OK, as long as we observe the requirement that we do not accidentally
regenerate / modify any files that a sysadmin has created (whether
that was by hand or by a prior interactive pm*conf run).
Just to reinforce the mail exchange Nathan and I had yesterday, I now
believe there to be no evidence of regeneration or modification of files
in the case I reported that triggered this whole discussion. I did not
follow a sanctioned upgrade path which let to version mismatched pieces
being installed ... the cause was idiot user error, not PCP error.
*nod* - this problem I have seen in real production environments, and it
is sorta-handled in a non-intuitive way - as soon as the remote host goes
away, pmlogger loses the connection and it exits [...]

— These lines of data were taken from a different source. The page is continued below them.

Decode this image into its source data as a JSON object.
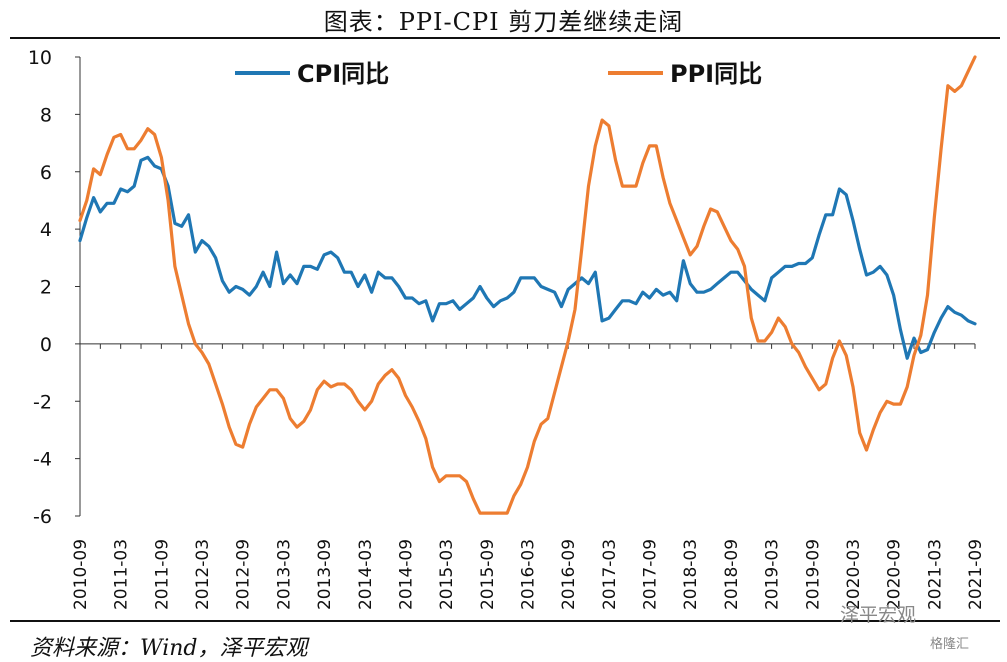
{
  "title": "图表：PPI-CPI 剪刀差继续走阔",
  "source": "资料来源：Wind，泽平宏观",
  "watermark": "泽平宏观",
  "watermark2": "格隆汇",
  "chart_data": {
    "type": "line",
    "ylim": [
      -6,
      10
    ],
    "yticks": [
      -6,
      -4,
      -2,
      0,
      2,
      4,
      6,
      8,
      10
    ],
    "xticks": [
      "2010-09",
      "2011-03",
      "2011-09",
      "2012-03",
      "2012-09",
      "2013-03",
      "2013-09",
      "2014-03",
      "2014-09",
      "2015-03",
      "2015-09",
      "2016-03",
      "2016-09",
      "2017-03",
      "2017-09",
      "2018-03",
      "2018-09",
      "2019-03",
      "2019-09",
      "2020-03",
      "2020-09",
      "2021-03",
      "2021-09"
    ],
    "x": [
      "2010-09",
      "2010-10",
      "2010-11",
      "2010-12",
      "2011-01",
      "2011-02",
      "2011-03",
      "2011-04",
      "2011-05",
      "2011-06",
      "2011-07",
      "2011-08",
      "2011-09",
      "2011-10",
      "2011-11",
      "2011-12",
      "2012-01",
      "2012-02",
      "2012-03",
      "2012-04",
      "2012-05",
      "2012-06",
      "2012-07",
      "2012-08",
      "2012-09",
      "2012-10",
      "2012-11",
      "2012-12",
      "2013-01",
      "2013-02",
      "2013-03",
      "2013-04",
      "2013-05",
      "2013-06",
      "2013-07",
      "2013-08",
      "2013-09",
      "2013-10",
      "2013-11",
      "2013-12",
      "2014-01",
      "2014-02",
      "2014-03",
      "2014-04",
      "2014-05",
      "2014-06",
      "2014-07",
      "2014-08",
      "2014-09",
      "2014-10",
      "2014-11",
      "2014-12",
      "2015-01",
      "2015-02",
      "2015-03",
      "2015-04",
      "2015-05",
      "2015-06",
      "2015-07",
      "2015-08",
      "2015-09",
      "2015-10",
      "2015-11",
      "2015-12",
      "2016-01",
      "2016-02",
      "2016-03",
      "2016-04",
      "2016-05",
      "2016-06",
      "2016-07",
      "2016-08",
      "2016-09",
      "2016-10",
      "2016-11",
      "2016-12",
      "2017-01",
      "2017-02",
      "2017-03",
      "2017-04",
      "2017-05",
      "2017-06",
      "2017-07",
      "2017-08",
      "2017-09",
      "2017-10",
      "2017-11",
      "2017-12",
      "2018-01",
      "2018-02",
      "2018-03",
      "2018-04",
      "2018-05",
      "2018-06",
      "2018-07",
      "2018-08",
      "2018-09",
      "2018-10",
      "2018-11",
      "2018-12",
      "2019-01",
      "2019-02",
      "2019-03",
      "2019-04",
      "2019-05",
      "2019-06",
      "2019-07",
      "2019-08",
      "2019-09",
      "2019-10",
      "2019-11",
      "2019-12",
      "2020-01",
      "2020-02",
      "2020-03",
      "2020-04",
      "2020-05",
      "2020-06",
      "2020-07",
      "2020-08",
      "2020-09",
      "2020-10",
      "2020-11",
      "2020-12",
      "2021-01",
      "2021-02",
      "2021-03",
      "2021-04",
      "2021-05",
      "2021-06",
      "2021-07",
      "2021-08",
      "2021-09"
    ],
    "series": [
      {
        "name": "CPI同比",
        "color": "#1f77b4",
        "values": [
          3.6,
          4.4,
          5.1,
          4.6,
          4.9,
          4.9,
          5.4,
          5.3,
          5.5,
          6.4,
          6.5,
          6.2,
          6.1,
          5.5,
          4.2,
          4.1,
          4.5,
          3.2,
          3.6,
          3.4,
          3.0,
          2.2,
          1.8,
          2.0,
          1.9,
          1.7,
          2.0,
          2.5,
          2.0,
          3.2,
          2.1,
          2.4,
          2.1,
          2.7,
          2.7,
          2.6,
          3.1,
          3.2,
          3.0,
          2.5,
          2.5,
          2.0,
          2.4,
          1.8,
          2.5,
          2.3,
          2.3,
          2.0,
          1.6,
          1.6,
          1.4,
          1.5,
          0.8,
          1.4,
          1.4,
          1.5,
          1.2,
          1.4,
          1.6,
          2.0,
          1.6,
          1.3,
          1.5,
          1.6,
          1.8,
          2.3,
          2.3,
          2.3,
          2.0,
          1.9,
          1.8,
          1.3,
          1.9,
          2.1,
          2.3,
          2.1,
          2.5,
          0.8,
          0.9,
          1.2,
          1.5,
          1.5,
          1.4,
          1.8,
          1.6,
          1.9,
          1.7,
          1.8,
          1.5,
          2.9,
          2.1,
          1.8,
          1.8,
          1.9,
          2.1,
          2.3,
          2.5,
          2.5,
          2.2,
          1.9,
          1.7,
          1.5,
          2.3,
          2.5,
          2.7,
          2.7,
          2.8,
          2.8,
          3.0,
          3.8,
          4.5,
          4.5,
          5.4,
          5.2,
          4.3,
          3.3,
          2.4,
          2.5,
          2.7,
          2.4,
          1.7,
          0.5,
          -0.5,
          0.2,
          -0.3,
          -0.2,
          0.4,
          0.9,
          1.3,
          1.1,
          1.0,
          0.8,
          0.7
        ]
      },
      {
        "name": "PPI同比",
        "color": "#ed7d31",
        "values": [
          4.3,
          5.0,
          6.1,
          5.9,
          6.6,
          7.2,
          7.3,
          6.8,
          6.8,
          7.1,
          7.5,
          7.3,
          6.5,
          5.0,
          2.7,
          1.7,
          0.7,
          0.0,
          -0.3,
          -0.7,
          -1.4,
          -2.1,
          -2.9,
          -3.5,
          -3.6,
          -2.8,
          -2.2,
          -1.9,
          -1.6,
          -1.6,
          -1.9,
          -2.6,
          -2.9,
          -2.7,
          -2.3,
          -1.6,
          -1.3,
          -1.5,
          -1.4,
          -1.4,
          -1.6,
          -2.0,
          -2.3,
          -2.0,
          -1.4,
          -1.1,
          -0.9,
          -1.2,
          -1.8,
          -2.2,
          -2.7,
          -3.3,
          -4.3,
          -4.8,
          -4.6,
          -4.6,
          -4.6,
          -4.8,
          -5.4,
          -5.9,
          -5.9,
          -5.9,
          -5.9,
          -5.9,
          -5.3,
          -4.9,
          -4.3,
          -3.4,
          -2.8,
          -2.6,
          -1.7,
          -0.8,
          0.1,
          1.2,
          3.3,
          5.5,
          6.9,
          7.8,
          7.6,
          6.4,
          5.5,
          5.5,
          5.5,
          6.3,
          6.9,
          6.9,
          5.8,
          4.9,
          4.3,
          3.7,
          3.1,
          3.4,
          4.1,
          4.7,
          4.6,
          4.1,
          3.6,
          3.3,
          2.7,
          0.9,
          0.1,
          0.1,
          0.4,
          0.9,
          0.6,
          0.0,
          -0.3,
          -0.8,
          -1.2,
          -1.6,
          -1.4,
          -0.5,
          0.1,
          -0.4,
          -1.5,
          -3.1,
          -3.7,
          -3.0,
          -2.4,
          -2.0,
          -2.1,
          -2.1,
          -1.5,
          -0.4,
          0.3,
          1.7,
          4.4,
          6.8,
          9.0,
          8.8,
          9.0,
          9.5,
          10.0
        ]
      }
    ]
  }
}
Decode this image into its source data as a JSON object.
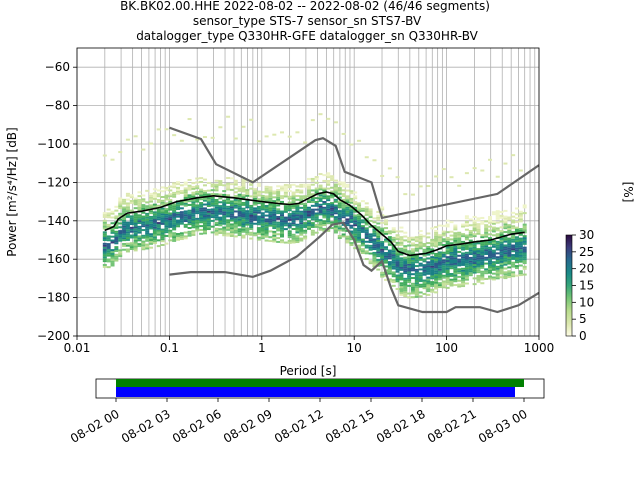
{
  "chart_data": [
    {
      "type": "heatmap",
      "title_lines": [
        "BK.BK02.00.HHE   2022-08-02 -- 2022-08-02  (46/46 segments)",
        "sensor_type STS-7 sensor_sn STS7-BV",
        "datalogger_type Q330HR-GFE datalogger_sn Q330HR-BV"
      ],
      "xlabel": "Period [s]",
      "ylabel": "Power [m²/s⁴/Hz] [dB]",
      "xscale": "log",
      "xlim": [
        0.01,
        1000
      ],
      "ylim": [
        -200,
        -50
      ],
      "x_ticks": [
        0.01,
        0.1,
        1,
        10,
        100,
        1000
      ],
      "x_tick_labels": [
        "0.01",
        "0.1",
        "1",
        "10",
        "100",
        "1000"
      ],
      "y_ticks": [
        -200,
        -180,
        -160,
        -140,
        -120,
        -100,
        -80,
        -60
      ],
      "y_tick_labels": [
        "−200",
        "−180",
        "−160",
        "−140",
        "−120",
        "−100",
        "−80",
        "−60"
      ],
      "grid": true,
      "colorbar": {
        "label": "[%]",
        "range": [
          0,
          30
        ],
        "ticks": [
          0,
          5,
          10,
          15,
          20,
          25,
          30
        ]
      },
      "colors": {
        "nlnm_nhnm": "#666666",
        "mode": "#000000",
        "grid": "#b0b0b0"
      },
      "series": [
        {
          "key": "nhnm",
          "values": [
            [
              0.1,
              -91.5
            ],
            [
              0.22,
              -97.4
            ],
            [
              0.32,
              -110.5
            ],
            [
              0.8,
              -120
            ],
            [
              3.8,
              -98
            ],
            [
              4.6,
              -97
            ],
            [
              6.3,
              -101
            ],
            [
              7.9,
              -114.5
            ],
            [
              15.4,
              -120
            ],
            [
              20,
              -138.5
            ],
            [
              354.8,
              -126
            ],
            [
              1000,
              -111
            ]
          ]
        },
        {
          "key": "nlnm",
          "values": [
            [
              0.1,
              -168
            ],
            [
              0.17,
              -166.7
            ],
            [
              0.4,
              -166.7
            ],
            [
              0.8,
              -169.2
            ],
            [
              1.24,
              -166
            ],
            [
              2.4,
              -158.6
            ],
            [
              4.3,
              -148
            ],
            [
              5.8,
              -142
            ],
            [
              7.6,
              -141
            ],
            [
              10,
              -150
            ],
            [
              12.6,
              -163
            ],
            [
              15.4,
              -166
            ],
            [
              20,
              -161
            ],
            [
              25,
              -175
            ],
            [
              30,
              -184
            ],
            [
              55,
              -187.5
            ],
            [
              100,
              -187.5
            ],
            [
              125,
              -185
            ],
            [
              230,
              -185
            ],
            [
              354.8,
              -187.5
            ],
            [
              600,
              -184
            ],
            [
              1000,
              -177.5
            ]
          ]
        },
        {
          "key": "mode",
          "values": [
            [
              0.02,
              -145
            ],
            [
              0.025,
              -143
            ],
            [
              0.028,
              -139
            ],
            [
              0.035,
              -136
            ],
            [
              0.05,
              -135
            ],
            [
              0.08,
              -133
            ],
            [
              0.12,
              -130
            ],
            [
              0.2,
              -128
            ],
            [
              0.3,
              -127
            ],
            [
              0.5,
              -128
            ],
            [
              0.7,
              -129
            ],
            [
              1,
              -130
            ],
            [
              1.5,
              -131
            ],
            [
              2,
              -131.5
            ],
            [
              2.5,
              -131
            ],
            [
              3,
              -129
            ],
            [
              4,
              -126
            ],
            [
              5,
              -125
            ],
            [
              6,
              -126
            ],
            [
              7,
              -129
            ],
            [
              9,
              -132
            ],
            [
              12,
              -137
            ],
            [
              15,
              -142
            ],
            [
              20,
              -147
            ],
            [
              25,
              -151
            ],
            [
              30,
              -156
            ],
            [
              40,
              -158
            ],
            [
              60,
              -157
            ],
            [
              80,
              -155
            ],
            [
              100,
              -153
            ],
            [
              150,
              -152
            ],
            [
              200,
              -151
            ],
            [
              300,
              -150
            ],
            [
              500,
              -147
            ],
            [
              700,
              -146
            ]
          ]
        }
      ]
    },
    {
      "type": "timeline",
      "x_tick_labels": [
        "08-02 00",
        "08-02 03",
        "08-02 06",
        "08-02 09",
        "08-02 12",
        "08-02 15",
        "08-02 18",
        "08-02 21",
        "08-03 00"
      ],
      "colors": {
        "upper": "#008000",
        "lower": "#0000ff"
      }
    }
  ]
}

This sounds like an unfortunate policy, if for example there are
temporary network glitches or a quick reboot. A 30-minute re-poll is
IMO too slow.
Let me outline the constraints here, and maybe we can brainstorm a
better approach.
1. When a host is indeed rebooted, we have to start a new PCP archive
... the hw config may be different (even without human intervention in
some HA worlds), instance domains may be different, etc. so all of the
PCP metadata needs to be written afresh and the "log once" metrics
written to the new archive.
2. pmlogger cannot tell the difference between a network outage and
remote host reboot so if the connection to pmcd is closed, or a PDU
get/put timesout, then pmlogger must finish the current PCP archive. But
we could/should consider setting $PMCD_REQUEST_TIMEOUT to be something
larger than the default 10 seconds as pmlogger in particular is tolerant
of delayed PDUs coming back from pmcd, so that pmlogger is less exposed
to short-term network glitches.
3. pmlogger knows nothing of the date+timestamp[+sequence#] naming
convention that the scripts around pmlogger use to name the PCP archives
|